Это было давно. Уже как будто прошло сто лет, хотя прошло гораздо меньше времени. Сергея Борисовича пригласили в педагогический институт провести курс по информатике. Вообще говоря, это был факультет русского языка и литературы, но ректору почему-то непременно захотелось дать студентам, вернее, студенткам, азы информатики. Так Сергей Борисович помимо основных работ год прослужил преподавателем. Через год информатику отменили по требованию какой-то важной персоны со связями, у которой училась в этом институте двоюродная сестра, но целый год студенткам приходилось слушать лекции Жмуркина. Впрочем, лекции были достаточно приятными, потому что Сергей Борисович нравился многим. Он всегда был достаточно импозантным, чтобы внушить симпатию женщинам, а сам оставался при этом хладнокровным и смотрел на студенток не более чем на своих учениц. Он был справедлив и никогда нарочно не топил девушек на экзамене, но и не вытягивал, если тянуть было не за что. Казалось, такая беспристрастность ещё больше сводила с ума студенток, но никто в него серьёзно не влюблялся. Чувства барышень к Сергею Борисовичу сводились к лёгким и приятным думам перед сном, которые развеивались с наступлением утра и сменялись другими разнообразными впечатлениями. У некоторых девушек уже были кавалеры, другие были слишком рассудительны, чтобы влюбиться в человека, с которым им ничего не светило, третьи вообще не думали о любви. И только одна девушка, Лена Жарикова, увидев своего преподавателя, не смогла больше не думать о нём. Она была примерной студенткой, но, как назло, информатика совершенно ей не давалась. Сергей Борисович обратил внимание на Лену, он увидел в ней большой потенциал, и ему было бы жаль ставить ей двойку и даже тройку на экзамене. Однажды после занятий он подошёл к ней, когда она укладывала книги и тетради в сумку, и прямо сказал:
– Лена, мне было бы жаль, если бы вас исключили из института.
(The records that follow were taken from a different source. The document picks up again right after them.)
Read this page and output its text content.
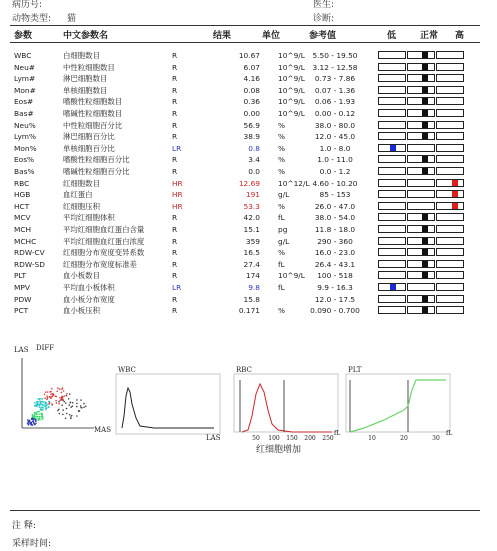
病历号:	医生:
动物类型: 猫	诊断:
参数	中文参数名	结果	单位	参考值	低	正常 高
WBC	白细胞数目	R	10.67 10^9/L	5.50 - 19.50
Neu#	中性粒细胞数目	R	6.07 10^9/L	3.12 - 12.58
Lym#	淋巴细胞数目	R	4.16 10^9/L	0.73 - 7.86
Mon#	单核细胞数目	R	0.08 10^9/L	0.07 - 1.36
Eos#	嗜酸性粒细胞数目	R	0.36 10^9/L	0.06 - 1.93
Bas#	嗜碱性粒细胞数目	R	0.00 10^9/L	0.00 - 0.12
Neu%	中性粒细胞百分比	R	56.9 %	38.0 - 80.0
Lym%	淋巴细胞百分比	R	38.9 %	12.0 - 45.0
Mon%	单核细胞百分比	LR	0.8 %	1.0 - 8.0
Eos%	嗜酸性粒细胞百分比	R	3.4 %	1.0 - 11.0
Bas%	嗜碱性粒细胞百分比	R	0.0 %	0.0 - 1.2
RBC	红细胞数目	HR	12.69 10^12/L 4.60 - 10.20
HGB	血红蛋白	HR	191 g/L	85 - 153
HCT	红细胞压积	HR	53.3 %	26.0 - 47.0
MCV	平均红细胞体积	R	42.0 fL	38.0 - 54.0
MCH	平均红细胞血红蛋白含量	R	15.1 pg	11.8 - 18.0
MCHC	平均红细胞血红蛋白浓度	R	359 g/L	290 - 360
RDW-CV 红细胞分布宽度变异系数	R	16.5 %	16.0 - 23.0
RDW-SD 红细胞分布宽度标准差	R	27.4 fL	26.4 - 43.1
PLT	血小板数目	R	174 10^9/L	100 - 518
MPV	平均血小板体积	LR	9.8 fL	9.9 - 16.3
PDW	血小板分布宽度	R	15.8	12.0 - 17.5
PCT	血小板压积	R	0.171 %	0.090 - 0.700
LAS DIFF
MAS
WBC
LAS
RBC
50 100 150 200 250
fL
红细胞增加
PLT
10	20	30
fL
注 释:
采样时间:
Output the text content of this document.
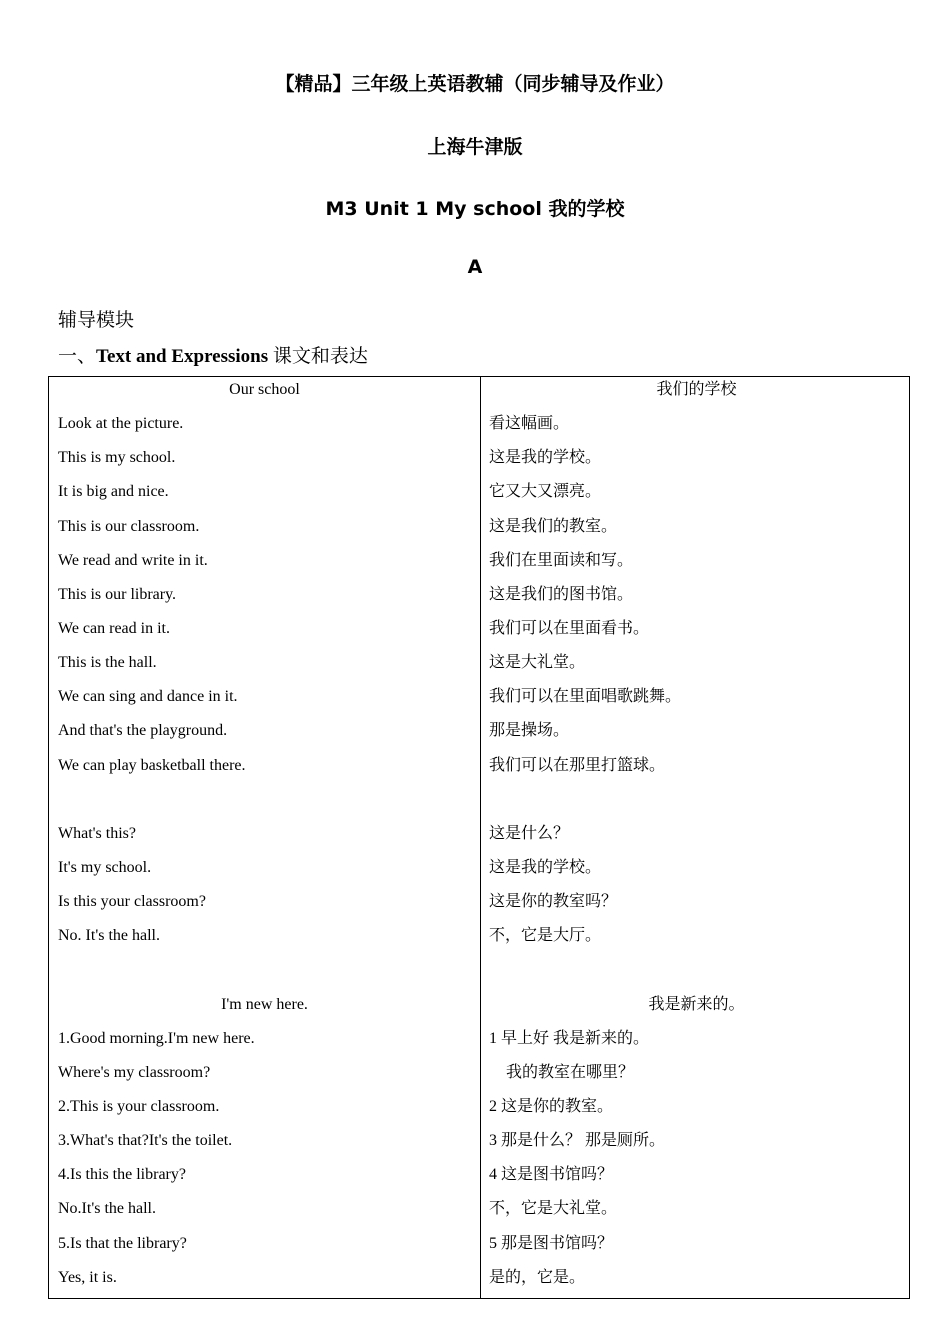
【精品】三年级上英语教辅（同步辅导及作业）
上海牛津版
M3 Unit 1 My school 我的学校
A
辅导模块
一、Text and Expressions 课文和表达
Our school
Look at the picture.
This is my school.
It is big and nice.
This is our classroom.
We read and write in it.
This is our library.
We can read in it.
This is the hall.
We can sing and dance in it.
And that's the playground.
We can play basketball there.
What's this?
It's my school.
Is this your classroom?
No. It's the hall.
I'm new here.
1.Good morning.I'm new here.
Where's my classroom?
2.This is your classroom.
3.What's that?It's the toilet.
4.Is this the library?
No.It's the hall.
5.Is that the library?
Yes, it is.
我们的学校
看这幅画。
这是我的学校。
它又大又漂亮。
这是我们的教室。
我们在里面读和写。
这是我们的图书馆。
我们可以在里面看书。
这是大礼堂。
我们可以在里面唱歌跳舞。
那是操场。
我们可以在那里打篮球。
这是什么？
这是我的学校。
这是你的教室吗？
不，它是大厅。
我是新来的。
1 早上好 我是新来的。
我的教室在哪里？
2 这是你的教室。
3 那是什么？ 那是厕所。
4 这是图书馆吗？
不，它是大礼堂。
5 那是图书馆吗？
是的，它是。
Другие преподаватели вас хвалят, и я охотно им верю. Но сам я не могу похвалить вас.
Лена страшно заволновалась и посмотрела на преподавателя своими большими и красивыми глазами, которые, впрочем, мало очаровывали его, как и глаза любой другой девушки.
– Простите меня, Сергей Борисович. Я каждый вечер читаю конспекты, которые записываю за вами, пытаюсь разобраться, но, видно, мне не дано понять информатику.
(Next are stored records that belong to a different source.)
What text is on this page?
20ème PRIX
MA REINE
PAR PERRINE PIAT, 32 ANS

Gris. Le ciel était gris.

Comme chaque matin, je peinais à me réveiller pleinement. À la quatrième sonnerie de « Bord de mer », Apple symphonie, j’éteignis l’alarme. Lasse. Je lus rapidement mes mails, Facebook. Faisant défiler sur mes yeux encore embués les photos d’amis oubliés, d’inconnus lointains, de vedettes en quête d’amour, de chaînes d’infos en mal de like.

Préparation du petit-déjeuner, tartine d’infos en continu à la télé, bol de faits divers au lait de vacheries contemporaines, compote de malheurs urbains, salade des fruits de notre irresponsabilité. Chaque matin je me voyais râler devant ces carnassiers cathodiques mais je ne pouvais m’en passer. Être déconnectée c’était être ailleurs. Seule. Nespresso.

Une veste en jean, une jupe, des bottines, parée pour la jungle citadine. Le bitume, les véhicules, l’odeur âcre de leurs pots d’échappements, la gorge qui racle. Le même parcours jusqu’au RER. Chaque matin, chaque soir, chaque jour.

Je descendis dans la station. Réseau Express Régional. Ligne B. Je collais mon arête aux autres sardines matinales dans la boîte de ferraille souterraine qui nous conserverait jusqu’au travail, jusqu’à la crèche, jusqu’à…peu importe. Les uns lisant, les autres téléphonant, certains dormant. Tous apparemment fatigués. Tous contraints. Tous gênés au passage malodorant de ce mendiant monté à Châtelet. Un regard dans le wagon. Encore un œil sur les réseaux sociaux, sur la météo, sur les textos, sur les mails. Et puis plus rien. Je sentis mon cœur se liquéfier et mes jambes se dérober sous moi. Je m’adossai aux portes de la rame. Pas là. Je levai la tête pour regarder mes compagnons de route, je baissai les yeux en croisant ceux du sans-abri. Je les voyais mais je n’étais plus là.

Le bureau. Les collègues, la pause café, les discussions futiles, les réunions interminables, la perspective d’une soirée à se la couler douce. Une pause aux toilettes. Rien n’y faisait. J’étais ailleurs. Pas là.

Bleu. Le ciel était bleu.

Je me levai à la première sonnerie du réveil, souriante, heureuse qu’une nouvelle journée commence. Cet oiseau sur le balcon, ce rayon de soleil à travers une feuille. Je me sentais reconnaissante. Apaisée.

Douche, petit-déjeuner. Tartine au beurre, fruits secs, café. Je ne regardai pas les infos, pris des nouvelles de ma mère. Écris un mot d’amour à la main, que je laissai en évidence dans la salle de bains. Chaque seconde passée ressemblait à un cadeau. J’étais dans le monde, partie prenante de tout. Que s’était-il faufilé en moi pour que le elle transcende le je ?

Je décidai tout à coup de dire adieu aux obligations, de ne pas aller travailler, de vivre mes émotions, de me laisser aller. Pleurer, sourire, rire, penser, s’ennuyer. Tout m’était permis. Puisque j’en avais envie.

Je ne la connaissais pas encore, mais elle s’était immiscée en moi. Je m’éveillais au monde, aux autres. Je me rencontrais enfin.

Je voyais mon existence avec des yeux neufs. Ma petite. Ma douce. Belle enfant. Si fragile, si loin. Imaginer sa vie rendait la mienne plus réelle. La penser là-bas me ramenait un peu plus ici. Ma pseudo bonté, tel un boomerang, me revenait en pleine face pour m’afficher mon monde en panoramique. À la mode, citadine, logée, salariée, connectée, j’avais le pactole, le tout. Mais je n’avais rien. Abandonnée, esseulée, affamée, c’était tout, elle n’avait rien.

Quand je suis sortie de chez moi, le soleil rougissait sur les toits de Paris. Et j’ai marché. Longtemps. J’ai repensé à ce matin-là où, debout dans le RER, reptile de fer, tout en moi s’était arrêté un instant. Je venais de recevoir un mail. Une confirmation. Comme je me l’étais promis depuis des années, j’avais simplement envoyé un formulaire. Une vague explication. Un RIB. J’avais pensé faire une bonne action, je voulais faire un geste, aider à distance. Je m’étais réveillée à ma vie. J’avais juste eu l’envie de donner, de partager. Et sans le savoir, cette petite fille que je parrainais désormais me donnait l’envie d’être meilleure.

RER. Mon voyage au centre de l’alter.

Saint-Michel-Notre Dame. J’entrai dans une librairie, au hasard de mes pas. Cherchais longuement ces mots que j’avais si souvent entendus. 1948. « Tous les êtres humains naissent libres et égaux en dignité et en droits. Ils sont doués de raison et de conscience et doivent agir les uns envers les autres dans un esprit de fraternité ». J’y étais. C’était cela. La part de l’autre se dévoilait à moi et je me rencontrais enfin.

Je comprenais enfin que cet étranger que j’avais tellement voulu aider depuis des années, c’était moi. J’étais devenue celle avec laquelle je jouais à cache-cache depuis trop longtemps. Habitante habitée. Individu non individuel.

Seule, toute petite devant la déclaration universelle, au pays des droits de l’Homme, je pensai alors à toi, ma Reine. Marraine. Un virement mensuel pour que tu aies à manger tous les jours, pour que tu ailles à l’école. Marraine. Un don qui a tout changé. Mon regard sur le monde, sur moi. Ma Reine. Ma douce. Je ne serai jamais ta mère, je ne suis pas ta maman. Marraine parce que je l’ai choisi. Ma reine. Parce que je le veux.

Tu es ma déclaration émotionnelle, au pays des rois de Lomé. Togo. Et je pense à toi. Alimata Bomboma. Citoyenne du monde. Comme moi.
– Раз она стоит в нашей программе, речь не идёт о том, дано или не дано, – ответил Жмуркин. – Вот что. Я хочу подтянуть вас. Предлагаю вам два раза в неделю дополнительные занятия.
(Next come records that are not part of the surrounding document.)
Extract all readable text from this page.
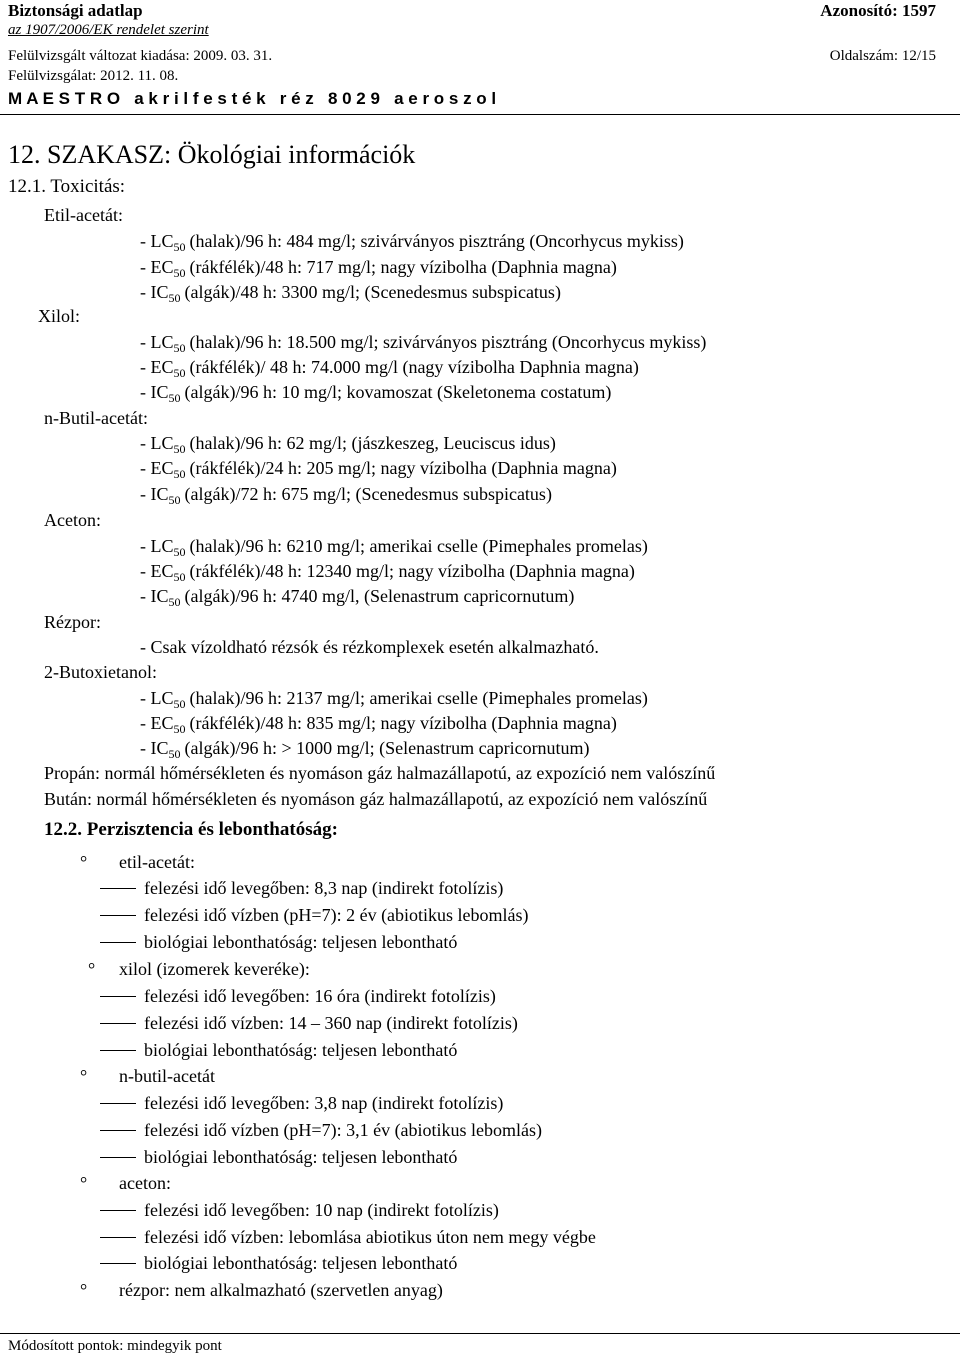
Biztonsági adatlap	Azonosító: 1597
az 1907/2006/EK rendelet szerint
Felülvizsgált változat kiadása: 2009. 03. 31.	Oldalszám: 12/15
Felülvizsgálat: 2012. 11. 08.
M A E S T R O   a k r i l f e s t é k   r é z   8 0 2 9   a e r o s z o l
12. SZAKASZ: Ökológiai információk
12.1. Toxicitás:
Etil-acetát:
- $LC_{50}$ (halak)/96 h: 484 mg/l; szivárványos pisztráng (Oncorhycus mykiss)
- $EC_{50}$ (rákfélék)/48 h: 717 mg/l; nagy vízibolha (Daphnia magna)
- $IC_{50}$ (algák)/48 h: 3300 mg/l; (Scenedesmus subspicatus)
Xilol:
- $LC_{50}$ (halak)/96 h: 18.500 mg/l; szivárványos pisztráng (Oncorhycus mykiss)
- $EC_{50}$ (rákfélék)/ 48 h: 74.000 mg/l (nagy vízibolha Daphnia magna)
- $IC_{50}$ (algák)/96 h: 10 mg/l; kovamoszat (Skeletonema costatum)
n-Butil-acetát:
- $LC_{50}$ (halak)/96 h: 62 mg/l; (jászkeszeg, Leuciscus idus)
- $EC_{50}$ (rákfélék)/24 h: 205 mg/l; nagy vízibolha (Daphnia magna)
- $IC_{50}$ (algák)/72 h: 675 mg/l; (Scenedesmus subspicatus)
Aceton:
- $LC_{50}$ (halak)/96 h: 6210 mg/l; amerikai cselle (Pimephales promelas)
- $EC_{50}$ (rákfélék)/48 h: 12340 mg/l; nagy vízibolha (Daphnia magna)
- $IC_{50}$ (algák)/96 h: 4740 mg/l, (Selenastrum capricornutum)
Rézpor:
- Csak vízoldható rézsók és rézkomplexek esetén alkalmazható.
2-Butoxietanol:
- $LC_{50}$ (halak)/96 h: 2137 mg/l; amerikai cselle (Pimephales promelas)
- $EC_{50}$ (rákfélék)/48 h: 835 mg/l; nagy vízibolha (Daphnia magna)
- $IC_{50}$ (algák)/96 h: > 1000 mg/l; (Selenastrum capricornutum)
Propán: normál hőmérsékleten és nyomáson gáz halmazállapotú, az expozíció nem valószínű
Bután: normál hőmérsékleten és nyomáson gáz halmazállapotú, az expozíció nem valószínű
12.2. Perzisztencia és lebonthatóság:
° etil-acetát:
felezési idő levegőben: 8,3 nap (indirekt fotolízis)
felezési idő vízben (pH=7): 2 év (abiotikus lebomlás)
biológiai lebonthatóság: teljesen lebontható
° xilol (izomerek keveréke):
felezési idő levegőben: 16 óra (indirekt fotolízis)
felezési idő vízben: 14 – 360 nap (indirekt fotolízis)
biológiai lebonthatóság: teljesen lebontható
° n-butil-acetát
felezési idő levegőben: 3,8 nap (indirekt fotolízis)
felezési idő vízben (pH=7): 3,1 év (abiotikus lebomlás)
biológiai lebonthatóság: teljesen lebontható
° aceton:
felezési idő levegőben: 10 nap (indirekt fotolízis)
felezési idő vízben: lebomlása abiotikus úton nem megy végbe
biológiai lebonthatóság: teljesen lebontható
° rézpor: nem alkalmazható (szervetlen anyag)
Módosított pontok: mindegyik pont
Лена смутилась, думая, что должна платить Сергею Борисовичу, а денег у неё было не так уж и много, хотя она и подрабатывала репетитором. Жмуркин быстро прибавил:
– Занятия бесплатные. Я просто хочу, чтобы вы остались в институте, а просто так поставить оценку я вам не могу, сами понимаете.
И вот начались систематические занятия Сергея Борисовича с Леной информатикой. Когда они сидели рядом и Жмуркин объяснял ей такие понятные ему самому истины, Лена почти не слышала, о чём говорил преподаватель. Она слышала только его голос, такой уверенный и твёрдый. Когда преподаватель смотрел на неё, она краснела и невольно опускала глаза, а потом, оставшись наедине с собой, плакала. Она всеми силами старалась не выдать себя, не показать Сергею Борисовичу своих истинных чувств и делала вид, что расстраивается из-за своих неудач с информатикой. По правде говоря, эти неудачи её в самом деле расстраивали, так как она хотела окончить институт, получить диплом, но ещё больше её расстраивало безразличие Сергея Борисовича. Сколько раз они сидели рядом вдвоём, а он ни единым словом, ни единым взглядом, ни единым жестом или интонацией не намекнул ей, что она нравится ему! И вот, когда дело близилось к экзамену, Сергей Борисович вдруг сказал ей:
– Вот что. Вы не совсем безнадёжны, некоторый прогресс есть, но больше тройки я не смогу вам поставить. Заметьте, никому я больше так не шёл навстречу, только вам.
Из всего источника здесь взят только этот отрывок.